20.1.2020 @ 14:15 - 16:00
Speaker: Brendan Mumey (2.15pm-3pm)
Title: Inexact Flows for RNA Transcript Assembly and Finding Pangenomic Haplotype Blocks
Abstract: I will talk about a couple recent problems we’ve been working on. The first is RNA Transcript Assembly Using Inexact Flows: RNA-Seq technology allows for high-throughput, low cost measurement of gene expression. An important step in this process is the assembly of mRNA transcript short reads into full transcripts. The problem can be viewed as a flow decomposition problem in which the objective is to minimize the number of path flows needed to represent a given flow. In this work we relax the edge flow constraints to allow for some uncertainty in their measurement. We formulate this as the Inexact Flow Decomposition problem and propose an algorithmic strategy and several heuristics to solve it. The second problem is Extending Maximal Perfect Haplotype Blocks to the Realm of Pangenomics: Recent work provides the first method to measure the relative fitness of genomic variants within a population that scales to large numbers of genomes. A key component of the computation involves finding conserved haplotype blocks, which can be done in linear time. Here, we extend the notion of conserved haplotype blocks to pangenomes, which can store more complex variation than a single reference genome. We define a maximal perfect pangenome haplotype block and give a linear-time, suffix tree-based approach to find all such blocks from a set of pangenome haplotypes.

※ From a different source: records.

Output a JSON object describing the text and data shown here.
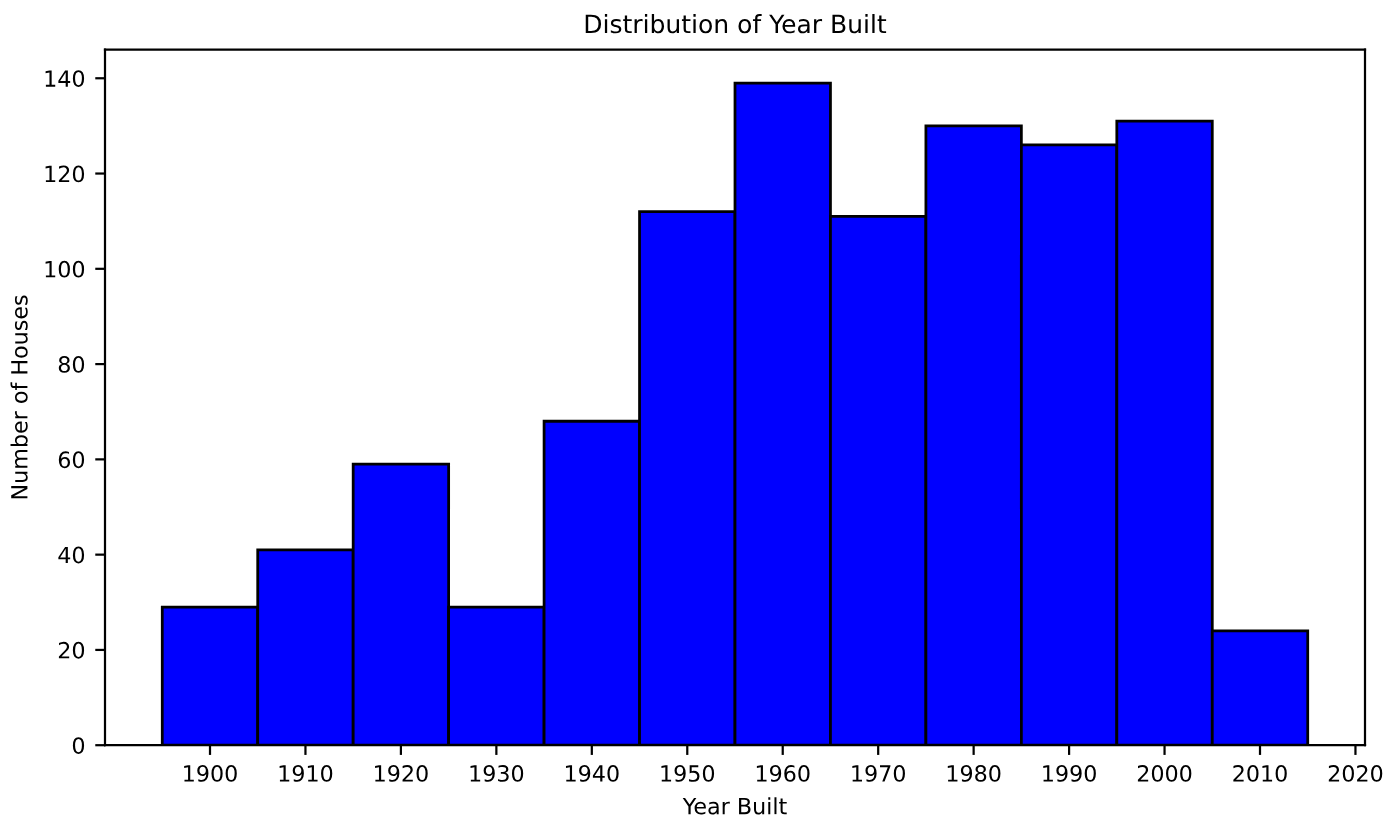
{
  "chart_data": {
    "type": "histogram",
    "title": "Distribution of Year Built",
    "xlabel": "Year Built",
    "ylabel": "Number of Houses",
    "bins": [
      1895,
      1905,
      1915,
      1925,
      1935,
      1945,
      1955,
      1965,
      1975,
      1985,
      1995,
      2005,
      2015
    ],
    "values": [
      29,
      41,
      59,
      29,
      68,
      112,
      139,
      111,
      130,
      126,
      131,
      24
    ],
    "color": "#0000ff",
    "xlim": [
      1889,
      2021
    ],
    "ylim": [
      0,
      146
    ],
    "xticks": [
      1900,
      1910,
      1920,
      1930,
      1940,
      1950,
      1960,
      1970,
      1980,
      1990,
      2000,
      2010,
      2020
    ],
    "yticks": [
      0,
      20,
      40,
      60,
      80,
      100,
      120,
      140
    ],
    "grid": false
  }
}
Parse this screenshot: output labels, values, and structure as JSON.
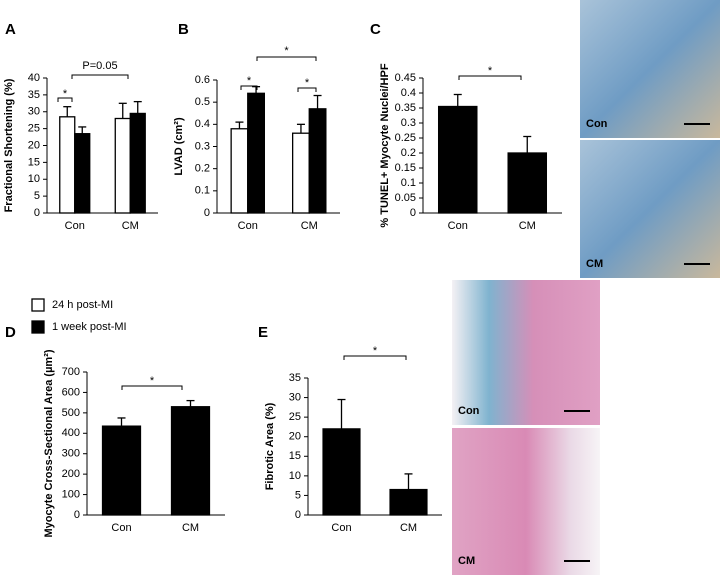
{
  "chart_data": [
    {
      "type": "bar",
      "panel": "A",
      "y_label": "Fractional Shortening (%)",
      "categories": [
        "Con",
        "CM"
      ],
      "series": [
        {
          "name": "24 h post-MI",
          "color": "#ffffff",
          "values": [
            28.5,
            28
          ],
          "errors": [
            3,
            4.5
          ]
        },
        {
          "name": "1 week post-MI",
          "color": "#000000",
          "values": [
            23.5,
            29.5
          ],
          "errors": [
            2,
            3.5
          ]
        }
      ],
      "ylim": [
        0,
        40
      ],
      "yticks": [
        0,
        5,
        10,
        15,
        20,
        25,
        30,
        35,
        40
      ],
      "legend": "bottom",
      "annotations": [
        "*",
        "P=0.05"
      ]
    },
    {
      "type": "bar",
      "panel": "B",
      "y_label": "LVAD (cm²)",
      "categories": [
        "Con",
        "CM"
      ],
      "series": [
        {
          "color": "#ffffff",
          "values": [
            0.38,
            0.36
          ],
          "errors": [
            0.03,
            0.04
          ]
        },
        {
          "color": "#000000",
          "values": [
            0.54,
            0.47
          ],
          "errors": [
            0.03,
            0.06
          ]
        }
      ],
      "ylim": [
        0,
        0.6
      ],
      "yticks": [
        0,
        0.1,
        0.2,
        0.3,
        0.4,
        0.5,
        0.6
      ],
      "annotations": [
        "*",
        "*",
        "*"
      ]
    },
    {
      "type": "bar",
      "panel": "C",
      "y_label": "% TUNEL+ Myocyte Nuclei/HPF",
      "categories": [
        "Con",
        "CM"
      ],
      "series": [
        {
          "color": "#000000",
          "values": [
            0.355,
            0.2
          ],
          "errors": [
            0.04,
            0.055
          ]
        }
      ],
      "ylim": [
        0,
        0.45
      ],
      "yticks": [
        0,
        0.05,
        0.1,
        0.15,
        0.2,
        0.25,
        0.3,
        0.35,
        0.4,
        0.45
      ],
      "annotations": [
        "*"
      ]
    },
    {
      "type": "bar",
      "panel": "D",
      "y_label": "Myocyte Cross-Sectional Area (µm²)",
      "categories": [
        "Con",
        "CM"
      ],
      "series": [
        {
          "color": "#000000",
          "values": [
            435,
            530
          ],
          "errors": [
            40,
            30
          ]
        }
      ],
      "ylim": [
        0,
        700
      ],
      "yticks": [
        0,
        100,
        200,
        300,
        400,
        500,
        600,
        700
      ],
      "annotations": [
        "*"
      ]
    },
    {
      "type": "bar",
      "panel": "E",
      "y_label": "Fibrotic Area (%)",
      "categories": [
        "Con",
        "CM"
      ],
      "series": [
        {
          "color": "#000000",
          "values": [
            22,
            6.5
          ],
          "errors": [
            7.5,
            4
          ]
        }
      ],
      "ylim": [
        0,
        35
      ],
      "yticks": [
        0,
        5,
        10,
        15,
        20,
        25,
        30,
        35
      ],
      "annotations": [
        "*"
      ]
    }
  ],
  "micrographs": [
    {
      "label": "Con"
    },
    {
      "label": "CM"
    },
    {
      "label": "Con"
    },
    {
      "label": "CM"
    }
  ]
}
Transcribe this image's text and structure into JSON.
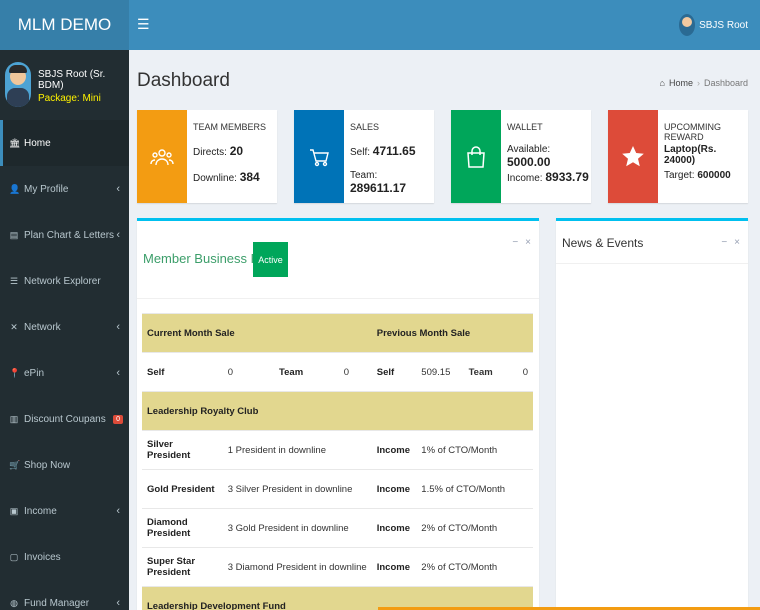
{
  "app": {
    "logo": "MLM DEMO",
    "header_user": "SBJS Root"
  },
  "user": {
    "name": "SBJS Root (Sr. BDM)",
    "package": "Package: Mini"
  },
  "sidebar": {
    "items": [
      {
        "label": "Home",
        "icon": "bank-icon",
        "glyph": "🏛"
      },
      {
        "label": "My Profile",
        "icon": "user-icon",
        "glyph": "👤"
      },
      {
        "label": "Plan Chart & Letters",
        "icon": "file-icon",
        "glyph": "▤"
      },
      {
        "label": "Network Explorer",
        "icon": "list-icon",
        "glyph": "☰"
      },
      {
        "label": "Network",
        "icon": "shuffle-icon",
        "glyph": "✕"
      },
      {
        "label": "ePin",
        "icon": "pin-icon",
        "glyph": "📍"
      },
      {
        "label": "Discount Coupans",
        "icon": "book-icon",
        "glyph": "▥",
        "badge": "0"
      },
      {
        "label": "Shop Now",
        "icon": "cart-icon",
        "glyph": "🛒"
      },
      {
        "label": "Income",
        "icon": "money-icon",
        "glyph": "▣"
      },
      {
        "label": "Invoices",
        "icon": "document-icon",
        "glyph": "▢"
      },
      {
        "label": "Fund Manager",
        "icon": "piggy-icon",
        "glyph": "◍"
      }
    ]
  },
  "page": {
    "title": "Dashboard",
    "breadcrumb": [
      "Home",
      "Dashboard"
    ]
  },
  "info_boxes": [
    {
      "label": "TEAM MEMBERS",
      "line1_label": "Directs:",
      "line1_value": "20",
      "line2_label": "Downline:",
      "line2_value": "384",
      "color": "#f39c12",
      "icon": "users-icon"
    },
    {
      "label": "SALES",
      "line1_label": "Self:",
      "line1_value": "4711.65",
      "line2_label": "Team:",
      "line2_value": "289611.17",
      "color": "#0073b7",
      "icon": "cart-icon"
    },
    {
      "label": "WALLET",
      "line1_label": "Available:",
      "line1_value": "5000.00",
      "line2_label": "Income:",
      "line2_value": "8933.79",
      "color": "#00a65a",
      "icon": "shopping-bag-icon"
    },
    {
      "label": "UPCOMMING REWARD",
      "line1_label": "Laptop(Rs. 24000)",
      "line1_value": "",
      "line2_label": "Target:",
      "line2_value": "600000",
      "color": "#dd4b39",
      "icon": "star-icon"
    }
  ],
  "member_profile": {
    "title": "Member Business Profile",
    "status": "Active",
    "current_month_sale": "Current Month Sale",
    "previous_month_sale": "Previous Month Sale",
    "self_label": "Self",
    "team_label": "Team",
    "current_self": "0",
    "current_team": "0",
    "previous_self": "509.15",
    "previous_team": "0",
    "royalty_club": "Leadership Royalty Club",
    "income_label": "Income",
    "rows": [
      {
        "rank": "Silver President",
        "requirement": "1 President in downline",
        "income": "1% of CTO/Month"
      },
      {
        "rank": "Gold President",
        "requirement": "3 Silver President in downline",
        "income": "1.5% of CTO/Month"
      },
      {
        "rank": "Diamond President",
        "requirement": "3 Gold President in downline",
        "income": "2% of CTO/Month"
      },
      {
        "rank": "Super Star President",
        "requirement": "3 Diamond President in downline",
        "income": "2% of CTO/Month"
      }
    ],
    "development_fund": "Leadership Development Fund"
  },
  "news": {
    "title": "News & Events"
  },
  "tools": {
    "minimize": "−",
    "close": "×"
  }
}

We demonstrate the method by applying it to a pangenome built from yeast strains.
Bio: Brendan Mumey is a professor of computer science at Montana State University. He is visiting Fulbright scholar at the University of Helsinki from January to June 2020. His research interests are in computational biology and applied algorithms.
Snacks and drinks (3pm-3.30pm)
Speaker: Jarno Alanko (3.30pm – 4pm)
Title: Themisto: Practical pseudoalignment for metapangenomics in small space
Abstract: Metagenomics and pangenomics are two important trends in sequence analysis. Metagenomics studies the gene pools of all microbial life found in some environment, while pangenomics is the idea of modeling the genome of a species in a way that encompasses all known variation between different individuals of the species. With the rapid growth of reference sequence databases, it is now becoming feasible to run metagenomic analysis using pangenomic references. This approach is hindered by the fact that the reference data can easily be so large that it does not fit into the RAM of a moderately sized server machine. In this work we present Themisto, a new parallel space-efficient software tool for pseudoaligning reads against a large number of pangenomic references, using a succinct colored de Bruijn graph. The tool exploits similarity between the reference genomes to pack the index into a size that can be significantly smaller than the original reference data. We show that the tool is useful in practice as a part of the mSWEEP metagenomics pipeline.
Bio: Jarno N. Alanko is a final year PhD. student at the department of computer science at University of Helsinki. His research focuses on space-efficient data structures for bioinformatics.